By the river bank a frog croaked, and the old man
grimaced. The night sounds had begun. He had missed it again. But he
thought he had come closer this night than ever before; it was a
half-victory.

In a few minutes the dark was full of sound and life
around him. They were coming out quickly now, as though the frog had
been a guard to announce the freedom of the night. As he went back to
the little stack of wood he had gathered he heard the rustling of
small scurryings and movings in the cottonwoods. Alight breeze had
come up, and the grasses of the meadow swung gently back and forth in
ranks.

Good moon, too, he thought. Lopsided and red, almost
full, hanging swollen just over the eastern peaks. Five minutes and
it would be small and pale, riding fast to the top of the sky. For
some reason his favorite moon had always been the lopsided one. There
was an absurdity about it that pleased him—a little off-balance,
looking as though it were about to tip over.

As he watched, he saw a thing he loved; the silent,
ghostly swoop of an owl across the smoky red face of the moon. It was
the silence of it that made him wonder. Strong wings beating, that
should have made a thundering in the night. But there was nothing.
All other birds were coarse and unlovely with their flappings and
clumsiness. Some of them could glide with a certain grace; but none
flew like the owl, in silent dignity and solitude.

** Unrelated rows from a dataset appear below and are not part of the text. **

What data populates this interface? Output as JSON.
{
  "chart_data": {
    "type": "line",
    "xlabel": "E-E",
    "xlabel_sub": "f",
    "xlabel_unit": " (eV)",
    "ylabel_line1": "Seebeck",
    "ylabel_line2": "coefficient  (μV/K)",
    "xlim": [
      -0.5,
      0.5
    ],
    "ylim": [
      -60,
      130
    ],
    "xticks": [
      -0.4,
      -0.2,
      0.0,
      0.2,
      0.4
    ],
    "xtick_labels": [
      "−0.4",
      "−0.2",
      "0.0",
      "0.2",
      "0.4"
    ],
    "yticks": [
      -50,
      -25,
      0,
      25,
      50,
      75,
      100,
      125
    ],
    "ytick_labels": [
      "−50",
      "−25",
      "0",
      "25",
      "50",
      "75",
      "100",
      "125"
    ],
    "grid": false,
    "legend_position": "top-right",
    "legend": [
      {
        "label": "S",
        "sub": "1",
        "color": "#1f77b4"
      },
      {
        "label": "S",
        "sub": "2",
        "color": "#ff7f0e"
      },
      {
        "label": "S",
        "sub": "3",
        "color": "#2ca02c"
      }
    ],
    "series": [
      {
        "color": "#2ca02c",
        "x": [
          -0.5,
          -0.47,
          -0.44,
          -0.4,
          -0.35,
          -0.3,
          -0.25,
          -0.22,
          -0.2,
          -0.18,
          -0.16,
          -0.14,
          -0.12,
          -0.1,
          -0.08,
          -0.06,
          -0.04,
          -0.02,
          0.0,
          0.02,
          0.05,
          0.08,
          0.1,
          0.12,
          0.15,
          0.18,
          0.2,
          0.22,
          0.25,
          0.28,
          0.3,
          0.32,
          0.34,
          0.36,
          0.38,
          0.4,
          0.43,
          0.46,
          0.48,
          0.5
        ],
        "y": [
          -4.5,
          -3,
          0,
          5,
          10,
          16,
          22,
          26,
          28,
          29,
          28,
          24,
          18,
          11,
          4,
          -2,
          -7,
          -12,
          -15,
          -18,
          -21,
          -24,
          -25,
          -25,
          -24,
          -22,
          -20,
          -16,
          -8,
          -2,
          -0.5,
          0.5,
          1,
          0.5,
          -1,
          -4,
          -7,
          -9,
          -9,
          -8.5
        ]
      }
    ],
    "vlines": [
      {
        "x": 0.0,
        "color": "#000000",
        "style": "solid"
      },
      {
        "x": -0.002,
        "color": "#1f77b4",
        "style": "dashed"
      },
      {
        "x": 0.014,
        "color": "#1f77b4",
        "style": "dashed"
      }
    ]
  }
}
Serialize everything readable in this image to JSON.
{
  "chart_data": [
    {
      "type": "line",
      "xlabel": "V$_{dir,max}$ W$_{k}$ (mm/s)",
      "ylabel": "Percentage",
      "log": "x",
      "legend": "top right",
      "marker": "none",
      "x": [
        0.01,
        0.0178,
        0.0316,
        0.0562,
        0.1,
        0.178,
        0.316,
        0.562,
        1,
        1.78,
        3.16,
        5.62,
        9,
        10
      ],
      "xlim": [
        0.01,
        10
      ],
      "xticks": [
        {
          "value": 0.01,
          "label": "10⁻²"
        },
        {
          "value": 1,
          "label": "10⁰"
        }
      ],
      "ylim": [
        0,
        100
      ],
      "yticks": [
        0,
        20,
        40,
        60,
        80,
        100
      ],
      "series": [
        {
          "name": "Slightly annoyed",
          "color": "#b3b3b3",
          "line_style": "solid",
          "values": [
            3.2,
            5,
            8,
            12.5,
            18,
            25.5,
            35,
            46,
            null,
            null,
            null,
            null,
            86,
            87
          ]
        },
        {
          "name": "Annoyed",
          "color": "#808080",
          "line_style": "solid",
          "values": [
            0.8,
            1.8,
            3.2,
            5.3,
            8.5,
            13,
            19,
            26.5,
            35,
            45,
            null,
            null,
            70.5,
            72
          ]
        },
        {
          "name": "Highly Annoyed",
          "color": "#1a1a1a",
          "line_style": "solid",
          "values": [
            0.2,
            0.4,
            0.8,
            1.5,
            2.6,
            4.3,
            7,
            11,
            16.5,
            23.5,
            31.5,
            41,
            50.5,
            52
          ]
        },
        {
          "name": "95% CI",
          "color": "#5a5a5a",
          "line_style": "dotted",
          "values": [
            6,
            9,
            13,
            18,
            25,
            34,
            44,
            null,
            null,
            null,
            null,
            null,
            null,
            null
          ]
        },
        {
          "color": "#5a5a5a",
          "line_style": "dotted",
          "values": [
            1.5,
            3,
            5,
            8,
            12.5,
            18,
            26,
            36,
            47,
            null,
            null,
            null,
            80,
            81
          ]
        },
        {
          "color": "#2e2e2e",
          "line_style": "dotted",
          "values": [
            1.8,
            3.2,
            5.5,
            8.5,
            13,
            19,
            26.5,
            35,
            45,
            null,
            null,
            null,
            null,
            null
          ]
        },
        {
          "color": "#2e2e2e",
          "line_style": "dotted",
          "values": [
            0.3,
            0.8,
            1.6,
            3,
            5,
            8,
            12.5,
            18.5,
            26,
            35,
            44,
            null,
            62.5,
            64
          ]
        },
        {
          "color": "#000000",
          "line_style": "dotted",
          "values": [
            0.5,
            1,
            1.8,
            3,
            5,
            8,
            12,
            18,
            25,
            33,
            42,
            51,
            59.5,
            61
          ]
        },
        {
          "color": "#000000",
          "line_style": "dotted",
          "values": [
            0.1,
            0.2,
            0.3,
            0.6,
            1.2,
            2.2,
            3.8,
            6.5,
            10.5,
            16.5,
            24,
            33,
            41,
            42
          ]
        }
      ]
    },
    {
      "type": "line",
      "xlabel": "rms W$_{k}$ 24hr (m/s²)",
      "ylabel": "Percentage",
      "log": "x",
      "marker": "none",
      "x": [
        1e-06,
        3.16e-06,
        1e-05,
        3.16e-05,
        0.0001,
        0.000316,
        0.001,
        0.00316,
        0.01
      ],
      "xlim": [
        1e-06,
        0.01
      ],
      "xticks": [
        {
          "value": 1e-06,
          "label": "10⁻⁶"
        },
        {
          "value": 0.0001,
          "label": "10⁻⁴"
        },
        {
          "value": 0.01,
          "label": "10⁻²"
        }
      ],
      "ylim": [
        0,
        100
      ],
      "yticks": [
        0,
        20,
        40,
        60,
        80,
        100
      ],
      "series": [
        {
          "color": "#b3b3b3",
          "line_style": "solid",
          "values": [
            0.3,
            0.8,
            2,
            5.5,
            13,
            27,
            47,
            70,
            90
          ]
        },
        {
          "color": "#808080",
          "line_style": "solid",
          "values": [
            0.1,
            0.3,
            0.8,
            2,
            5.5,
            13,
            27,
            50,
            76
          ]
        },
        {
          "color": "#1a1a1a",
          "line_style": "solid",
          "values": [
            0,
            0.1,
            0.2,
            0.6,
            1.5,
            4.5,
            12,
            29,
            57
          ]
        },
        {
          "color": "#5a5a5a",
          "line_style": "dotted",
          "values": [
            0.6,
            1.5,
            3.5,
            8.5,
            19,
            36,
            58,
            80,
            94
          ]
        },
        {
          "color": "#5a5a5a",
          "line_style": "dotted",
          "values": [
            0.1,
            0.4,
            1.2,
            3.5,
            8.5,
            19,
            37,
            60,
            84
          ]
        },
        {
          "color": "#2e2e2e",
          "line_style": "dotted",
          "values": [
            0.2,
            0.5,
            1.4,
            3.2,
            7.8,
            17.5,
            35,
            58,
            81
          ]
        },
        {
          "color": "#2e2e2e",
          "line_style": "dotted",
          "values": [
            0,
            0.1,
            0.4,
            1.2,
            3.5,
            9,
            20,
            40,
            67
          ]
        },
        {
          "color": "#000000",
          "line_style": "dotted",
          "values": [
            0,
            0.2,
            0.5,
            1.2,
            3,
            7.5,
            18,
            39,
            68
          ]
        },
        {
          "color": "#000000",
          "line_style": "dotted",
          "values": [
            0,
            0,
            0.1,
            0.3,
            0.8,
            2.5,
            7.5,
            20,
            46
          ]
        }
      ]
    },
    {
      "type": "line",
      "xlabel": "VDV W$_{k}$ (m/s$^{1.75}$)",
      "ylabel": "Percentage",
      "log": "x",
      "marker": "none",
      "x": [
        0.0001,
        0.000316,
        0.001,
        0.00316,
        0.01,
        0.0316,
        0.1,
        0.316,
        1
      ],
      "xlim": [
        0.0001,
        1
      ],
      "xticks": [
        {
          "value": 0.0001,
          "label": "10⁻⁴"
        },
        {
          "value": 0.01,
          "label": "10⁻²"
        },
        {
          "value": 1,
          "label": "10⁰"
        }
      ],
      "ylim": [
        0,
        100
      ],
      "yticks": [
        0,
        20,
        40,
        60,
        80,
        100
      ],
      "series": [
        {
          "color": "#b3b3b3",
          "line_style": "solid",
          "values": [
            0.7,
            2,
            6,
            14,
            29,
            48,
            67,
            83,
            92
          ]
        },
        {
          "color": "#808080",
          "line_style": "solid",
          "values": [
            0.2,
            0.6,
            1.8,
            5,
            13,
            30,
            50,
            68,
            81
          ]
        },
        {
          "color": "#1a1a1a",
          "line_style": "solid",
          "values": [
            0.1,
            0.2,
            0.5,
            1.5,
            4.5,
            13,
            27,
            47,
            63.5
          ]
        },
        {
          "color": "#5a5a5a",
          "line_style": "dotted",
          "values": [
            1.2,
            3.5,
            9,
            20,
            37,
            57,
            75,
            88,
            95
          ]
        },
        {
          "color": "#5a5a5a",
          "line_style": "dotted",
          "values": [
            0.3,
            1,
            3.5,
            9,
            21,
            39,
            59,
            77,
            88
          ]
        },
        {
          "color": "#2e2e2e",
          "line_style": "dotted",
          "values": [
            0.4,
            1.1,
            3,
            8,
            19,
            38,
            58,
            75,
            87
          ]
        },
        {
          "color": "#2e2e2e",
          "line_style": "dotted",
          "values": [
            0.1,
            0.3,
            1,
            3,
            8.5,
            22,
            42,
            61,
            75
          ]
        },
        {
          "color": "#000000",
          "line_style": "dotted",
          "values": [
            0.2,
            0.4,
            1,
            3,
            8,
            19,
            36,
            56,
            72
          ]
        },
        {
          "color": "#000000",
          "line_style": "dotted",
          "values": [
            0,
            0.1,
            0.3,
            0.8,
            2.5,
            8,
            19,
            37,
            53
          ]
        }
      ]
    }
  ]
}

Gradually the moon lost its fire and turned cold and
silver. The light of it streamed across the surface of the
swift—running stream, broken and shattered and carried away by the
infinity of currents and counter-currents that roiled the surface.
The brilliance darted and flickered along the ripples faster than his
eye could follow. When he had stared at it long, his eyes went out of
focus, and there was nothing but the swirling, mingling patches of
brightness. Haloed brilliance independent of moon and water; light
alone, existing and dancing in the deep blackness of the night,
dancing to its own unheard music.

At last he sighed and shook his head. "
Wagh!
Moon-doggin' again."

But he was beginning to feel better, just the same.
Silliness, nothing had changed in the world around him, but he was
beginning to feel calm.

" 'Nother couple days I ought t' be feelin'
right peart," he said aloud.

It was good to be back
again. And with the best of omens, too, the flight of the owl, the
good moon. Everything was going to be clean and pretty. It was going
to work out all right.

***

The pre-dawn light was a brilliant overcast. The
meadow and its bordering trees glowed with a light of their own. The
sky itself was softly luminous, shading evenly and gently from east
to west. The cool, diffuse light was wholly neutral. Objects were not
seen by light and shadow, as in full sun, but simply by their form,
illuminated softly from all directions at once.

He woke more quickly this morning, and was satisfied
to observe it. He was coming back to life again, once away from the
numbing and dulling influence of man and his doings.